【Photos】ネオンサインが照らし出す夜の街のぬくもり
写真と文=中村 治
ネオンサインが照らし出す風景に引かれ、私は2019年の秋から2年間、東京周辺の夜の街を歩き、写真を撮り続けて来た。
安価に設置できる発光ダイオード(LED)の普及によって、15年程前から、ネオンサインは全国の街から急速に消えつつある…。ネオンに意識が向くようになったのは、そんな状況を耳にしたからだ。試しに東京の街を歩いてみると、街中でネオンの看板を掲げる店は想像した以上に少なく、記憶の中でネオンサインだった看板の多くは、いつの間にかLEDに置き換わっていた。
東京でネオンを灯(とも)す業種を挙げていくと、実感として多いのが、居酒屋、バー、レストラン、焼き肉屋、パチンコ店、ゲームセンター、風俗店、サウナや温泉、銭湯などの温浴施設、ブティック、ライブハウスといったところ。パチンコ店やゲームセンター、店舗型の風俗店は、ネオンサインの使用の有無にかかわらず、その数を減らしている。ターミナル駅周辺や首都高沿いのビルの屋上にはまだ大企業のネオン広告は残るが、大半はLEDに置き換わりつつある。
時代の流れによって、東京の夜の風景は確実に変化している。震災後の電力不足と政府のLED推進策によって、大規模なネオンは東京の街からほとんど消滅してしまった。今残るネオンは比較的小規模な店舗のものが多い。

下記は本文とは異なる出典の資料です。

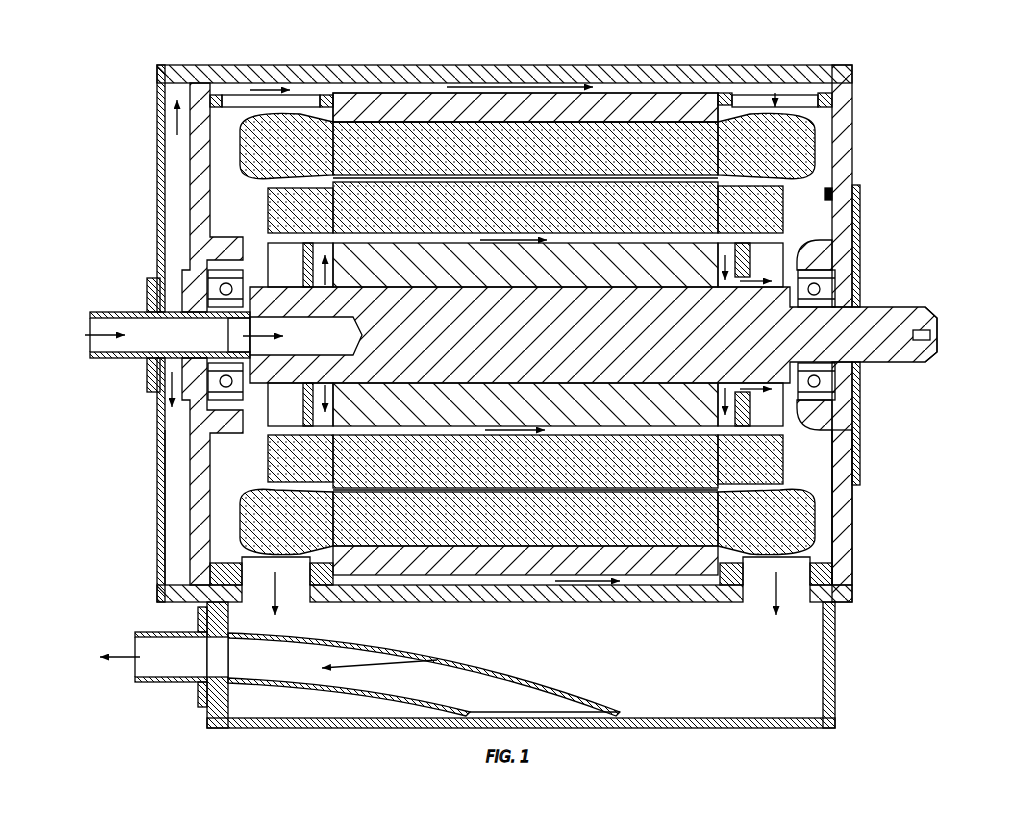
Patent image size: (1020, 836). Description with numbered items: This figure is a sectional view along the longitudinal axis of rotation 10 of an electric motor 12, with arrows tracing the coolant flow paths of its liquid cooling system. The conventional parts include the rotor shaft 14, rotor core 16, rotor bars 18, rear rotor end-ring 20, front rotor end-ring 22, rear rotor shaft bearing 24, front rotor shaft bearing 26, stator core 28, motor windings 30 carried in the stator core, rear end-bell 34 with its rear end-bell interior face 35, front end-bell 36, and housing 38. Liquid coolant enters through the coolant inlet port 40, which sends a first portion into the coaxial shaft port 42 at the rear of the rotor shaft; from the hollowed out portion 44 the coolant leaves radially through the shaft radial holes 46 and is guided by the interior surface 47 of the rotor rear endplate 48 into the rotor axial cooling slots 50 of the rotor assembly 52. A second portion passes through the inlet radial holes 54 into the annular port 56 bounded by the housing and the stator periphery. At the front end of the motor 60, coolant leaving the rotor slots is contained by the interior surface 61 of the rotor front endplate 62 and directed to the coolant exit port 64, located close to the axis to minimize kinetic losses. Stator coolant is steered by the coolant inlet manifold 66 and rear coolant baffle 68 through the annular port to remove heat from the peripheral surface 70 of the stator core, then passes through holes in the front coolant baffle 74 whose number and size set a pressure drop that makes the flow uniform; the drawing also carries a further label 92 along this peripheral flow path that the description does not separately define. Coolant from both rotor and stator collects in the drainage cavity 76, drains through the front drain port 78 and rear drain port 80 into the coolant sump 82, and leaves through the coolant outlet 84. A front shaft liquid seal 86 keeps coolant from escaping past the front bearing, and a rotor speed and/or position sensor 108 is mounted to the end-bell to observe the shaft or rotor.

The longitudinal axis of rotation 10 is at (940, 336).
The electric motor 12 is at (660, 55).
The rotor shaft 14 is at (897, 312).
The rotor core 16 is at (780, 157).
The rotor bars 18 is at (455, 208).
The rear rotor end-ring 20 is at (290, 210).
The front rotor end-ring 22 is at (743, 453).
The rear rotor shaft bearing 24 is at (253, 270).
The front rotor shaft bearing 26 is at (856, 270).
The stator core 28 is at (452, 112).
The motor windings 30 is at (500, 150).
The rear end-bell 34 is at (198, 508).
The rear end-bell interior face 35 is at (208, 510).
The front end-bell 36 is at (843, 95).
The housing 38 is at (330, 74).
The coolant inlet port 40 is at (112, 312).
The coaxial shaft port 42 is at (228, 325).
The hollowed out portion 44 is at (257, 325).
The shaft radial holes 46 is at (327, 350).
The interior surface 47 is at (320, 250).
The rotor rear endplate 48 is at (300, 253).
The rotor axial cooling slots 50 is at (374, 240).
The rotor assembly 52 is at (767, 513).
The inlet radial holes 54 is at (168, 318).
The annular port 56 is at (366, 88).
The front end of the motor 60 is at (870, 540).
The interior surface 61 is at (745, 224).
The rotor front endplate 62 is at (800, 250).
The coolant exit port 64 is at (750, 282).
The coolant inlet manifold 66 is at (186, 68).
The rear coolant baffle 68 is at (287, 104).
The peripheral surface 70 is at (693, 88).
The front coolant baffle 74 is at (748, 100).
The drainage cavity 76 is at (823, 497).
The front drain port 78 is at (758, 598).
The rear drain port 80 is at (290, 598).
The coolant sump 82 is at (836, 667).
The coolant outlet 84 is at (136, 648).
The front shaft liquid seal 86 is at (852, 294).
The coolant flow path 92 is at (610, 87).
The rotor speed and/or position sensor 108 is at (838, 194).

ネオンは設置条件が良いと15年は持つと言われ、中には30年近く故障せず灯り続けるものもある。東京に残るネオンサインを掲げる店の多くは、20年近く営業を続ける、地元に愛されてきたお店が多い、というのがこの撮影を始めてから抱いた印象だ。そうした店舗のネオンは、派手な色を多用した自己主張が激しいものが目立つ。漢字だけでなく、平仮名や片仮名や数字、アルファベットや絵柄など、バラエティに富んだネオン表現は、世界でも類がないのではないか、と私は思っている。